During the housing downturn that began after area home prices peaked four years ago this month, many large builders sold off home lots to maintain balance sheets. A few closed down divisions and left the area. Now, though capital-area home building remains sluggish – just 1,764 sales the first half of 2009 – firms are competing again for lots in a market they expect to begin rising as early as 2010.

Industry analysts say big Wall Street home builders, especially, need more lots to keep operations going while waiting for a new cycle.

“They essentially haven’t done any buying for four years,” said Radler.

The supply of lots is also constrained by the closing of Natomas to new building permits through 2011. That region, popular with buyers and builders for much of this decade, is under a building-permit moratorium until levee fixes bring 100-year flood protection.

Sidney B. Dunmore still looking for the next big chance

Thursday, August 13th, 2009

Home Front caught up this morning with Sidney B. Dunmore, former head of failed Granite Bay-based Dunmore Homes,regarding a story going around in the building industry.

 As the first local builder to go under as the housing bust gathered steam here in Sacramento, it was probably inevitable that Dunmore would be among the first rumored to be engaged in some kind of comeback.

Not so, Dunmore, 54, said in a phone conversation. Not yet. He has no new limited liability corporation to sniff around for land to start over.

“I’m always looking. I’m always looking at opportunities,” said Dunmore. “I can’t really say I’ve found anything at this time. But I’m still in the hunt if some opportunity pops up. But there’s nothing on the horizon.”

Dunmore Homes filed for bankruptcy in Nov. 2007 and was liquidated in Feb. 2008 – after more than a half century in business and construction of 22,000 homes. Dunmore described the current building industry economy in the capital region as “pretty flat.” But at least it’s finally stopped getting worse, he said.

Nearly $1 trillion worth of Calif. homes are “under water” ……WOW!!!

Thursday, August 13th, 2009

Santa Ana-based First American CoreLogic just minutes ago released a grim look at the mortgage crisis, reporting that 32.2 percent of all U.S. mortgages were tied to homes worth less then the amount of their loans.

In California, it says, 42 percent of mortgages are in that condition often referred to as “under water.” The report says 2.9 million California mortgages are in a state of negative equity and  3.1 million more are nearing it as the housing crisis persists and the economy worsens.

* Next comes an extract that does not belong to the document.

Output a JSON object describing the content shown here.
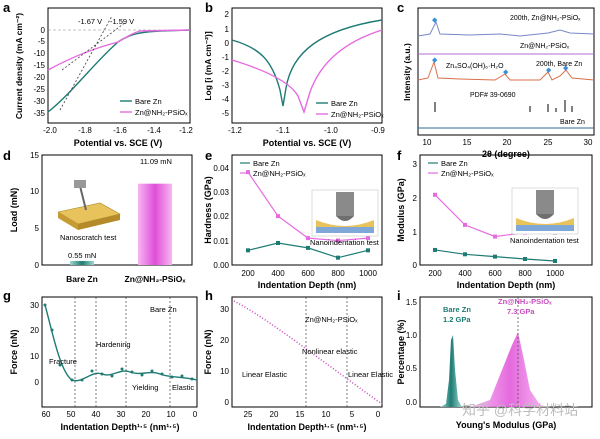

Nationally, 15.2 million mortgages tied to $3.4 trillion worth of residential property are in a negative equity position, and consequently in some danger of foreclosure, says First American.

The firm didn’t immediately have a Sacramento-area breakdown, but in the past has said that more than one-third of the region’s mortgages were in that condition. We have an email into the firm to try and get the regional picture.

“Negative equity continues to be the dominant driver of the mortgage market because it leads to foreclosures in the event a borrower experiences some kind of economic shock such as a job loss, illness or other adverse situation. Given that negative equity did not increase this quarter and home prices declines are moderating or flattening, we may be at the peak of the negative equity cycle. However, until negative equity recedes and unemployment declines, mortgage risk will continue to be very elevated,” said Mark Fleming, chief economist for First American CoreLogic.